Le point de vue de Preciado se situe au cœur d’un débat particulièrement houleux.
L’auteur, en effet, perçoit toute identité de genre comme une fiction : le « sexe psychologique » est aussi fictif que le sexe physique, et personne n’est fondé à affirmer que son genre ne correspond pas à son sexe ou qu’il y correspond, puisque l’un comme l’autre sont des constructions. C’est pourquoi l’auteur appelle à se saisir soi-même des hormones pour détruire toutes les catégories de genre qui n’ont vocation qu’à nous enfermer.
Cette position présente de nombreuses difficultés, puisque certaines personnes transgenre soutiennent qu’elles appartiennent réellement à un genre qui n’est pas celui qui leur a été assigné à la naissance. Pour elles, il n’est pas question de briser toutes les catégories de genre, puisque l’identification à un genre qui n’est pas celui qu’on leur a assigné à la naissance est réelle et, qui plus est, une question de survie (pour pouvoir se mouvoir socialement et agir politiquement). En d’autres termes, certaines personnes ne sont absolument pas d’accord avec l’idée d’abolir les genres.
Par ailleurs, la position de Preciado le mène à considérer que, pour désamorcer le genre, on ne peut faire de compromis avec les instances du pouvoir. En d’autres termes, on ne doit pas accepter de suivre un protocole médical pour s’administrer des hormones ou demander à ce que ces mêmes hormones soient remboursées par la Sécurité sociale. Pour rester en dehors des dispositifs de pouvoir, il faudra prendre des hormones de manière clandestine.
Ces positions sont vivement critiquées par une partie de la communauté transgenre qui dénonce l’aveuglement de Preciado. Beaucoup de personnes transgenre sont également des personnes précaires et ne peuvent se procurer d’hormones par leurs propres moyens. Par ailleurs, certaines personnes souhaitent suivre leur protocole médical, et le leur interdire reviendrait à agir contre leur volonté.
Ouvrage recensé– Testo junkie.

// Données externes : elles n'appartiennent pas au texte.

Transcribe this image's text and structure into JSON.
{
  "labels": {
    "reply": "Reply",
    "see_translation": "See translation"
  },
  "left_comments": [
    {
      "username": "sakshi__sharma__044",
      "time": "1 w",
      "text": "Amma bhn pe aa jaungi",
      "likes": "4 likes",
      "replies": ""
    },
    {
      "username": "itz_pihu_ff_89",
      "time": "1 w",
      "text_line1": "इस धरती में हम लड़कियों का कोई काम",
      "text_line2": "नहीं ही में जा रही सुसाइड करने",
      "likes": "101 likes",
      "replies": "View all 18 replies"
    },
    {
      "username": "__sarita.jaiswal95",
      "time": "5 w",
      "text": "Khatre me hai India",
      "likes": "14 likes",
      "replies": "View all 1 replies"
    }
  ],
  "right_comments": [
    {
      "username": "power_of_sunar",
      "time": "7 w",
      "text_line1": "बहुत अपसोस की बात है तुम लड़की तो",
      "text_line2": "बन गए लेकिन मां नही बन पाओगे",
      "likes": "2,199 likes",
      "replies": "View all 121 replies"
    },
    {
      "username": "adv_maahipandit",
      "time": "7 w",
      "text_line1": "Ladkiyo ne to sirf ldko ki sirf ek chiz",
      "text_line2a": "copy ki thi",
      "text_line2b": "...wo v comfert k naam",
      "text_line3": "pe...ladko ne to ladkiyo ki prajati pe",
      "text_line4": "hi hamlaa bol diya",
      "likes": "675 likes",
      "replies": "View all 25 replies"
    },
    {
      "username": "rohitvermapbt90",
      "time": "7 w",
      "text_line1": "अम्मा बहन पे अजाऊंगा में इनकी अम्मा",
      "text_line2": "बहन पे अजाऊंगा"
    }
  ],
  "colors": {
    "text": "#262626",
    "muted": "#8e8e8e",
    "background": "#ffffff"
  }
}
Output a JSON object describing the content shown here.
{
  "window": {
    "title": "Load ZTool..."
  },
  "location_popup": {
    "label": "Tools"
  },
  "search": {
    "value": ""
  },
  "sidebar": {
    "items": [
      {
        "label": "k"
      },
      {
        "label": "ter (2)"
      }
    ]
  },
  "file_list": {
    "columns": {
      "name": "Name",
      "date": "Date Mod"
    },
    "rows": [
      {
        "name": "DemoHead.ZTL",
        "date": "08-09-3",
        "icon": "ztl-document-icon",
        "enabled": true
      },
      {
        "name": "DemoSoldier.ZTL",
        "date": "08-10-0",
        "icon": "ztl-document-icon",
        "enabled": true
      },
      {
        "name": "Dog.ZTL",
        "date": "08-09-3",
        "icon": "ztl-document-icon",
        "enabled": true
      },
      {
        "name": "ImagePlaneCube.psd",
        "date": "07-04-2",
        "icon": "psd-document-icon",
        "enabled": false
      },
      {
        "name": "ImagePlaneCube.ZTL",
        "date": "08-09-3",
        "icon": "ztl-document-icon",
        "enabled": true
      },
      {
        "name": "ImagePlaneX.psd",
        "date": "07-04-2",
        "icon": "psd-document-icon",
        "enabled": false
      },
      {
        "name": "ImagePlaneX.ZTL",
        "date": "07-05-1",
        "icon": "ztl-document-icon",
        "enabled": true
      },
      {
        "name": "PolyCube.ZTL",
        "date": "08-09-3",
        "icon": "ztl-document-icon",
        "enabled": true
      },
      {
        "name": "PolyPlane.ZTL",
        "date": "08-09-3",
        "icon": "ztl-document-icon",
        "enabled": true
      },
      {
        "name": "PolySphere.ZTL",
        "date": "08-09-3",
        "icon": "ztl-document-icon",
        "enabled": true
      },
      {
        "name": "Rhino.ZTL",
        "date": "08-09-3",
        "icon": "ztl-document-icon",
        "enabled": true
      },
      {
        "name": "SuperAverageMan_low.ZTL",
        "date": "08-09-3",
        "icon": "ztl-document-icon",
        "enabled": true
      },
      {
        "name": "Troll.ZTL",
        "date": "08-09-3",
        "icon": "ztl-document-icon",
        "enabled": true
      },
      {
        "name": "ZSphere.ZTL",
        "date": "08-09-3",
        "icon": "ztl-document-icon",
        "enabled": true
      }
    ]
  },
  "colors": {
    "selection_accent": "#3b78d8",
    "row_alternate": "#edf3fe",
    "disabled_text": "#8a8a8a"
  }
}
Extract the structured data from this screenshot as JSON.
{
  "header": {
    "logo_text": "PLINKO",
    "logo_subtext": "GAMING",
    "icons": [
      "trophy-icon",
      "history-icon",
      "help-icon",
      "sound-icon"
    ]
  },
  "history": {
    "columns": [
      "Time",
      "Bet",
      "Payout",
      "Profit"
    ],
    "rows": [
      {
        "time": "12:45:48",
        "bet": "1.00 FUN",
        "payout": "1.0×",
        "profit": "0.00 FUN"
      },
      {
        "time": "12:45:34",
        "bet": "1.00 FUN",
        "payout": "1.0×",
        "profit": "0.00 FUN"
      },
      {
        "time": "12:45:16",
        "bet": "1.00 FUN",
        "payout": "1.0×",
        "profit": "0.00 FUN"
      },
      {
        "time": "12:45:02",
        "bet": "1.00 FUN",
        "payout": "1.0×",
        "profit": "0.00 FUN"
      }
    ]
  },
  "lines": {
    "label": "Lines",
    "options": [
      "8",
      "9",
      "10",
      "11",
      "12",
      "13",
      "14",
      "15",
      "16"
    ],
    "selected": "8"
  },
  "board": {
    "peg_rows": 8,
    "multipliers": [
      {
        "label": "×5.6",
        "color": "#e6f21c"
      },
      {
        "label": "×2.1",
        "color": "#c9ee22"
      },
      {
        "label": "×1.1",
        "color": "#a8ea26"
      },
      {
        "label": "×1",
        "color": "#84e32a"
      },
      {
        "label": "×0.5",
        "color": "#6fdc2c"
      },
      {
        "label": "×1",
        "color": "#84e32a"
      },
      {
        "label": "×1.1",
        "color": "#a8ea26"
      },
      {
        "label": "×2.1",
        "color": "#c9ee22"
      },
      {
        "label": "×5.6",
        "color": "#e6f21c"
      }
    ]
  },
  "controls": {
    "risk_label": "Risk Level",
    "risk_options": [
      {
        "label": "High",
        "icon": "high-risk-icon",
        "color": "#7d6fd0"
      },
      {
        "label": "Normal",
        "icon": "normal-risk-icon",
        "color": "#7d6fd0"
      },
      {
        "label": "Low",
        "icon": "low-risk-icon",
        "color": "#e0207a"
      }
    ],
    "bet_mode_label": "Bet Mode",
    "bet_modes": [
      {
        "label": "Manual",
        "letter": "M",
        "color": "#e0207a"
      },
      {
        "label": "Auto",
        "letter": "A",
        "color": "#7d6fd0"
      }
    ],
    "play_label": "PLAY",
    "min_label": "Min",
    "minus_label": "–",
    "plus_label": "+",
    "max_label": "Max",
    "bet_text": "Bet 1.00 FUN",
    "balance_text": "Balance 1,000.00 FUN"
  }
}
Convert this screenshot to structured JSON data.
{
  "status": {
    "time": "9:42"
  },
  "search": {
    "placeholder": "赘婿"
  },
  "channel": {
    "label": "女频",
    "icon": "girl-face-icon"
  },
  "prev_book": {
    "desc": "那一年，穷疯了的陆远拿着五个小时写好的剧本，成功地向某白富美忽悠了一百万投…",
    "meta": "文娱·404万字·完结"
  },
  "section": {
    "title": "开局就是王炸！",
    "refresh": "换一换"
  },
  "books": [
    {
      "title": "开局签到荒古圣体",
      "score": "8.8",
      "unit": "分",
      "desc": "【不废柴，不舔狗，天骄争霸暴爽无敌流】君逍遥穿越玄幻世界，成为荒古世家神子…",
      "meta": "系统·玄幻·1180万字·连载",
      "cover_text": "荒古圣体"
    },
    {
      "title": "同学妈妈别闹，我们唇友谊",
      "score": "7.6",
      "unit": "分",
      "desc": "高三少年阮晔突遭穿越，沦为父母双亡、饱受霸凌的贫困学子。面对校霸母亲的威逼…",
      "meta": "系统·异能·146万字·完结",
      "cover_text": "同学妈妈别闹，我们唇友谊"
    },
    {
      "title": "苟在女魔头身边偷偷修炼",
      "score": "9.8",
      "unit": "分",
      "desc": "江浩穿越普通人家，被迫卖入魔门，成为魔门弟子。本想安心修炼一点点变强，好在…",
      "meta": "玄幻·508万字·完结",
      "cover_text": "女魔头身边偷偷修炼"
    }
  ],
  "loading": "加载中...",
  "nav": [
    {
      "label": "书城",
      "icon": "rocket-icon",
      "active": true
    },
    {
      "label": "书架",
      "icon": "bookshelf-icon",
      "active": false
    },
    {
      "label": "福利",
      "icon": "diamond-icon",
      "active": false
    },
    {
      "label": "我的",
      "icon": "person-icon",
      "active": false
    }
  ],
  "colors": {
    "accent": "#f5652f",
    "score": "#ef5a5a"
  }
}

Sexe, drogue et biopolitique, Paris, Grasset, 2008.
Du même auteur– Manifeste contra-sexuel, Paris, Balland, 2000.– Pornotopie. Playboy et l’invention de la sexualité multimédia, Paris, Climats, 2011.– Un appartement sur Uranus. Chroniques de la traversée, préface de Virginie Despentes, Paris, Grasset, coll. « Essai », 2019.
Autres pistes– « Fluides bouillants. Entretien avec Beatriz Preciado », Vacarme, vol. 63, n°2, 2013, p.218-249.– Paul Brocart, « Lecture de Testo Junkie de Beatriz Preciado », Genere Hypothèses, 12 février 2014.